Professionnels de santé : les limites de la liberté d’expression !
Par Abderrahim Derraji, Docteur en pharmacie
Une course contre la montre s’est engagée à travers tous les pays pour mettre au point des vaccins anti-Covid-19, pour s'en approvisionner en quantité suffisante et pour les administrer à grande échelle pour contrecarrer le nouveau coronavirus. Ce virus, qui était méconnu jusqu’en décembre 2019, a mis les systèmes de santé à rude épreuve, y compris les plus aboutis d’entre eux. Le Sars-Cov-2 a également été à l’origine d’une crise socio-économique dont on n'a pas fini d’en parler.

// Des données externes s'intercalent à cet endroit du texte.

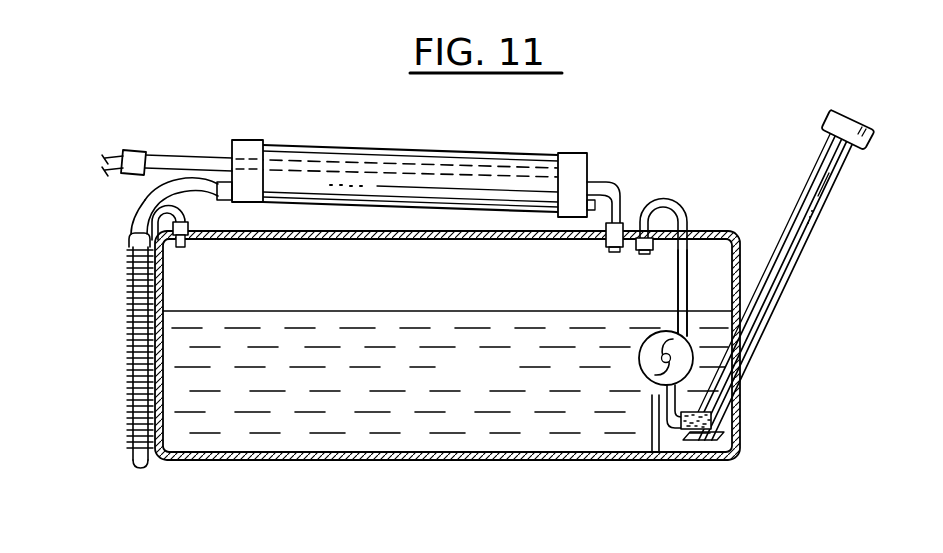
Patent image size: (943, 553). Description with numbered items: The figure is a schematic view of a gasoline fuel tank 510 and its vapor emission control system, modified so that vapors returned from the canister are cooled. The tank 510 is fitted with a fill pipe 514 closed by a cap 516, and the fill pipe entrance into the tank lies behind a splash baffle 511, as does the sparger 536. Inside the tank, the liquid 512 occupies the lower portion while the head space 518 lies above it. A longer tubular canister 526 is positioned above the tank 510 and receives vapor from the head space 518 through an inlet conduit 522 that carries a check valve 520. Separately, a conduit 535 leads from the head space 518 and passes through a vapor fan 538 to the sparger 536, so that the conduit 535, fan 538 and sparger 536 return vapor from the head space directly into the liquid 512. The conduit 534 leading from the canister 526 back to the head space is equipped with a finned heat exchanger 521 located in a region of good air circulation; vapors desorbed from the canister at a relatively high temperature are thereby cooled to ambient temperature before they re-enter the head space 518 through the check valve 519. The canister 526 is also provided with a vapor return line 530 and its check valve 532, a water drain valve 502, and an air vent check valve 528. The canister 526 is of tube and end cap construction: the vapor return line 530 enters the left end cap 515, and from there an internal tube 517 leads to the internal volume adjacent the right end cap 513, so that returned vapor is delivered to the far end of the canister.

The water drain valve 502 is at (592, 231).
The gasoline fuel tank 510 is at (720, 229).
The splash baffle 511 is at (650, 443).
The liquid 512 is at (450, 380).
The right end cap 513 is at (578, 160).
The fill pipe 514 is at (781, 294).
The left end cap 515 is at (249, 148).
The cap 516 is at (849, 126).
The internal tube 517 is at (494, 167).
The head space 518 is at (447, 287).
The check valve 519 is at (192, 228).
The check valve 520 is at (617, 232).
The finned heat exchanger 521 is at (131, 431).
The inlet conduit 522 is at (612, 182).
The tubular canister 526 is at (419, 136).
The air vent check valve 528 is at (217, 183).
The vapor return line 530 is at (181, 155).
The check valve 532 is at (131, 150).
The conduit 534 is at (146, 198).
The conduit 535 is at (678, 282).
The sparger 536 is at (712, 422).
The vapor fan 538 is at (683, 366).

Devant pareille situation, les professionnels de santé, qui ont payé un lourd tribut à la pandémie actuelle, ont été les premiers à se faire vacciner. D’une part, pour se protéger contre ce nouveau virus et, d’autre part, pour éviter de contaminer leurs patients.
Ces acteurs de la santé jouent également un rôle capital dans les programmes de vaccination, notamment en corrigeant certaines fausses informations glanées à travers la Toile, sachant que les études cliniques et le suivi de millions de personnes vaccinées ne laissent aucun doute sur la pertinence de la vaccination. Les autorités sanitaires sont d’ailleurs unanimes quant au rapport bénéfices/risques des doses de vaccins. Il en est de même pour la majorité écrasante des professionnels de santé qui plaident pour la généralisation de la vaccination tout en continuant de suivre de très près les notifications des événements indésirables.

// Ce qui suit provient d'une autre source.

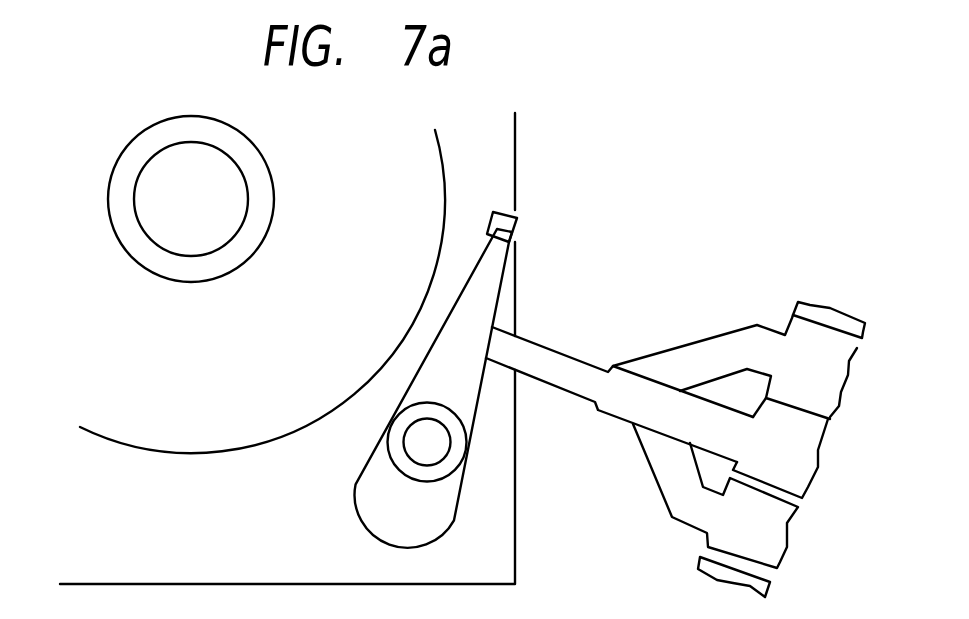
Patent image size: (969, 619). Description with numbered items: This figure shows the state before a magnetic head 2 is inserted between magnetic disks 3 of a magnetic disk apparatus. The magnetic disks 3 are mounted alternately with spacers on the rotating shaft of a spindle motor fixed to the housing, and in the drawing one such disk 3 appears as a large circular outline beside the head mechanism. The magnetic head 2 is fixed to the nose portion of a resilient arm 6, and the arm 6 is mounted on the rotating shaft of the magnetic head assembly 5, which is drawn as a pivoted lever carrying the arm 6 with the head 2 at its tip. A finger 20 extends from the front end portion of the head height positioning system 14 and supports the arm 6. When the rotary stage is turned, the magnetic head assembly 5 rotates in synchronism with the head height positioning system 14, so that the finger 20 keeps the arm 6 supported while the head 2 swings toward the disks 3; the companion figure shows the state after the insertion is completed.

On note, cependant, qu’une minorité de médecins ne partagent pas cet avis et n’hésitent pas à faire des sorties médiatiques à même de semer le doute dans l’esprit de patients qui se seraient spontanément vaccinés. Plusieurs pays sont concernés par ces dépassements à commencer par le Canada où certains médecins anti-masques, antivax, covido-sceptiques ou prohydroxy-chloroquine exerçant en Colombie britannique sont menacés de sanctions.
En effet, par un communiqué du 6 mai dernier signé conjointement par le College of physicians and surgeons of British Columbia et la First Nations Health Authority, ces deux organismes menacent de sanctionner tout médecin qui propagerait des informations en contradiction avec les recommandations officielles.
En France, le Code de déontologie médicale invite les médecins à faire preuve de prudence lorsqu’ils s’adressent au grand public. Un pneumologue a été interdit d’exercer la médecine durant 5 mois pour avoir tenu des propos contre l’utilisation de masques. Un autre praticien a même été radié pour ses prises de position publiques et en raison de ses penchants pour des pratiques médicales contestées.
En Suisse, la «Tribune de Genève» a révélé qu’un collectif de professionnels de santé a demandé un moratoire sur la campagne vaccinale suisse qu’il juge précipitée et surtout trop risquée. Pas moins de 750 professionnels de santé dont des naturopathes, des infirmiers, des ostéopathes ou encore des médecins (10% environ) ont signé la requête sachant que les arguments évoqués sont scientifiquement erronés.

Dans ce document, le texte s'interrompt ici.